昨日石平氏の「中国をつくった12人の悪党たち」を紹介したが、本書も同じ2019年発表の日本経済史。経済版「日本を創った12人」である。著者の竹中平蔵氏は、僕が師事する高名な経済学者。飛鳥時代からWWⅡ後まで、日本に経済改革をもたらした11名と3名の江戸幕府元老の功績を紹介している。まともな経済理論も、統計もなかった時代、彼らは何を考え、どのような改革を行ったか。
冒頭、歴史が大きく動く時には、3つの要素がある。
1)経済社会の構造が変ろうとする
2)海外からのプレッシャー
3)偉大な政治的リーダー
そんな時代のリーダーとして、
・聖徳太子 単一国家の必要性に気付いた先駆者
・中大兄皇子 日本の中央集権化を推進したキーパースン
・豊臣秀吉 信長の政策を継承、強化した正統派サクセサー
・徳川家康 外圧を受けない独自の国を造った異端のサクセサー
・田沼意次、松平定信、水野忠邦 農業主義と商業主義の間でゆれた改革
・大久保利通 産業振興を強力に推進した「アジアのビスマルク」
・高橋是清 毎日が経済危機の時代に舵取りした「庭師」
・池田隼人 数々の挫折を乗り越えた戦後経済最大の功労者
が紹介されていた。

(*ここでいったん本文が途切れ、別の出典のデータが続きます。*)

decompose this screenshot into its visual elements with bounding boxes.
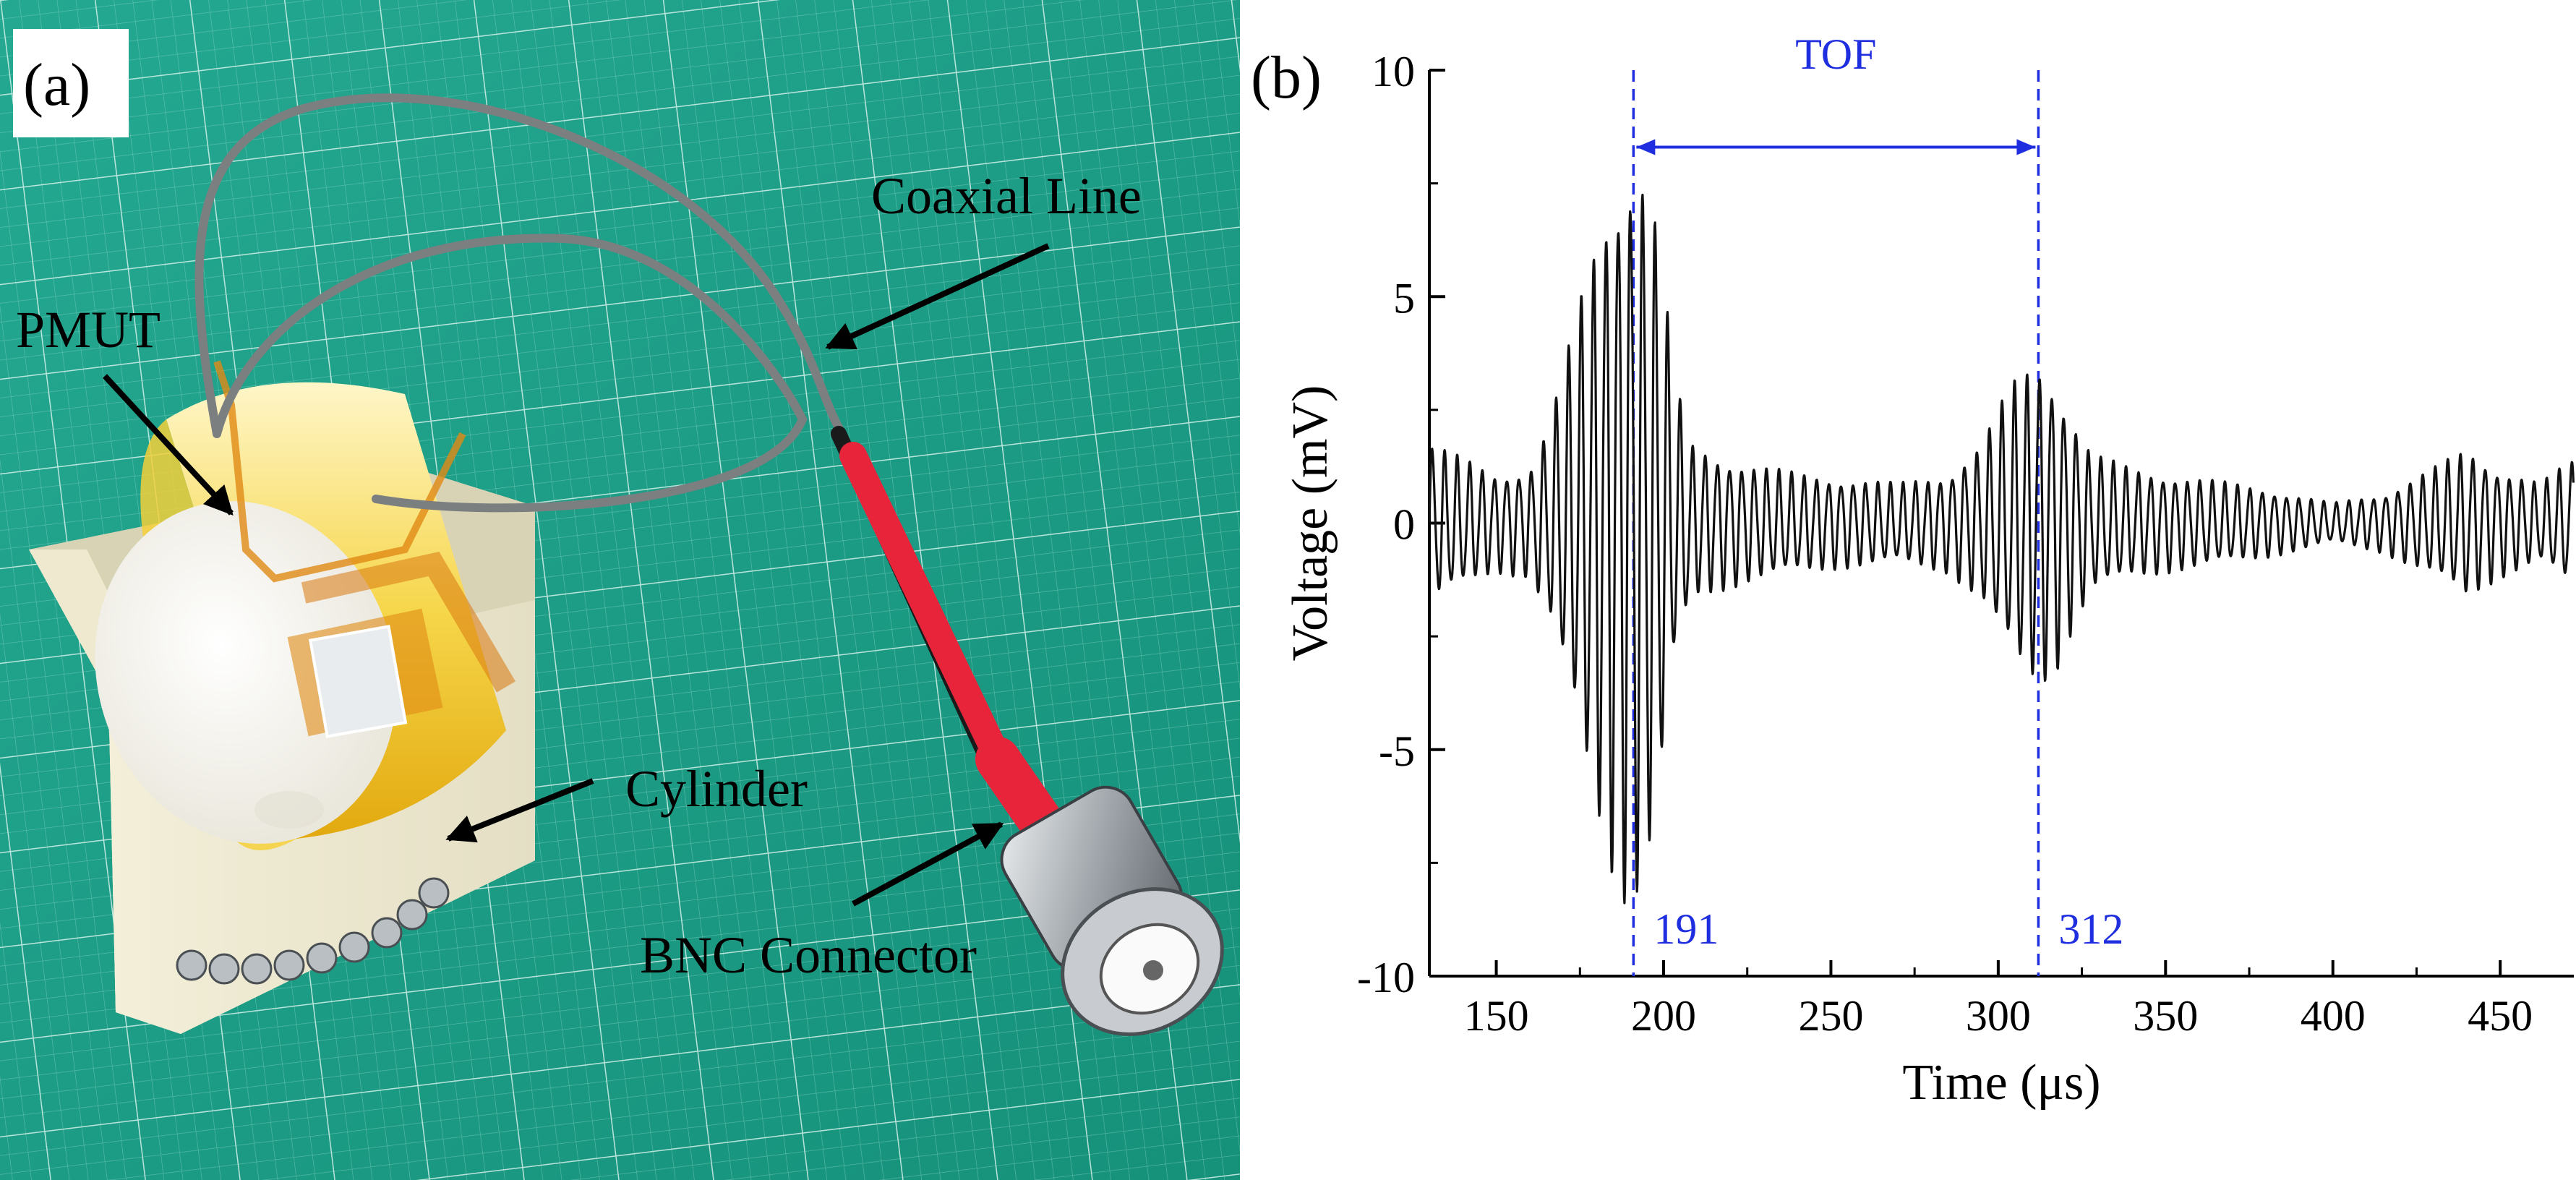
tof-markers: 191 312 TOF bbox=[1632, 30, 2123, 976]
x-tick-label: 200 bbox=[1631, 992, 1696, 1040]
coaxial-line-label: Coaxial Line bbox=[871, 167, 1142, 225]
y-tick-label: 5 bbox=[1393, 274, 1415, 322]
y-tick-label: 10 bbox=[1372, 48, 1415, 95]
steel-balls bbox=[176, 877, 450, 985]
x-tick-label: 150 bbox=[1464, 992, 1529, 1040]
panel-a-label-box bbox=[13, 29, 129, 137]
y-tick-label: -10 bbox=[1357, 954, 1415, 1001]
bnc-connector-label: BNC Connector bbox=[640, 926, 977, 984]
y-tick-label: 0 bbox=[1393, 501, 1415, 549]
x-tick-label: 450 bbox=[2468, 992, 2533, 1040]
x-tick-label: 300 bbox=[1966, 992, 2031, 1040]
tof-arrowhead-left-icon bbox=[1636, 139, 1656, 155]
cylinder bbox=[95, 360, 515, 850]
y-tick-label: -5 bbox=[1379, 727, 1415, 775]
bnc-connector bbox=[1000, 785, 1224, 1036]
voltage-time-chart: (b) -10 -5 0 5 10 150 200 250 300 350 400 450 191 31… bbox=[1251, 30, 2575, 1111]
tof-marker-label: 312 bbox=[2058, 905, 2123, 953]
cylinder-arrow-icon bbox=[445, 778, 594, 843]
x-axis-label: Time (μs) bbox=[1902, 1055, 2100, 1111]
x-tick-label: 250 bbox=[1798, 992, 1863, 1040]
pmut-arrow-icon bbox=[103, 374, 234, 516]
device-photo: Coaxial Line PMUT Cylinder BNC Connector… bbox=[0, 0, 1240, 1180]
y-axis-label: Voltage (mV) bbox=[1283, 385, 1338, 662]
pmut-chip bbox=[308, 625, 408, 738]
x-tick-label: 350 bbox=[2133, 992, 2198, 1040]
bnc-arrow-icon bbox=[852, 821, 1004, 907]
tof-marker-label: 191 bbox=[1653, 905, 1719, 953]
panel-a-label: (a) bbox=[23, 51, 90, 119]
coaxial-cable bbox=[194, 93, 847, 513]
coaxial-arrow-icon bbox=[825, 243, 1050, 350]
tof-arrowhead-right-icon bbox=[2016, 139, 2036, 155]
x-tick-label: 400 bbox=[2301, 992, 2366, 1040]
cylinder-label: Cylinder bbox=[625, 760, 808, 818]
pmut-label: PMUT bbox=[16, 301, 161, 359]
signal-waveform bbox=[1428, 193, 2575, 905]
tof-label: TOF bbox=[1795, 30, 1876, 78]
panel-b-label: (b) bbox=[1251, 44, 1322, 111]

徳川吉宗と宗春の対立を、経済学者である筆者は、「吉宗=大きな政府、宗春=小さな政府」ではない、吉宗も財政均衡には気を使っていたとし、吉宗が市場経済が十分成熟する前の制度整備を進めた人だと言っている。つまり経済学で言う「吉宗=制度学派、宗春=古典学派」とだとある。
これらの14人の略歴も記されているが、総じて苦難をなめた人(高橋是清など奴隷にされている)だとまとめてありました。今の政治・経済情勢に対する軽めの批判もありましたが、それは別途伺うことにしましょう。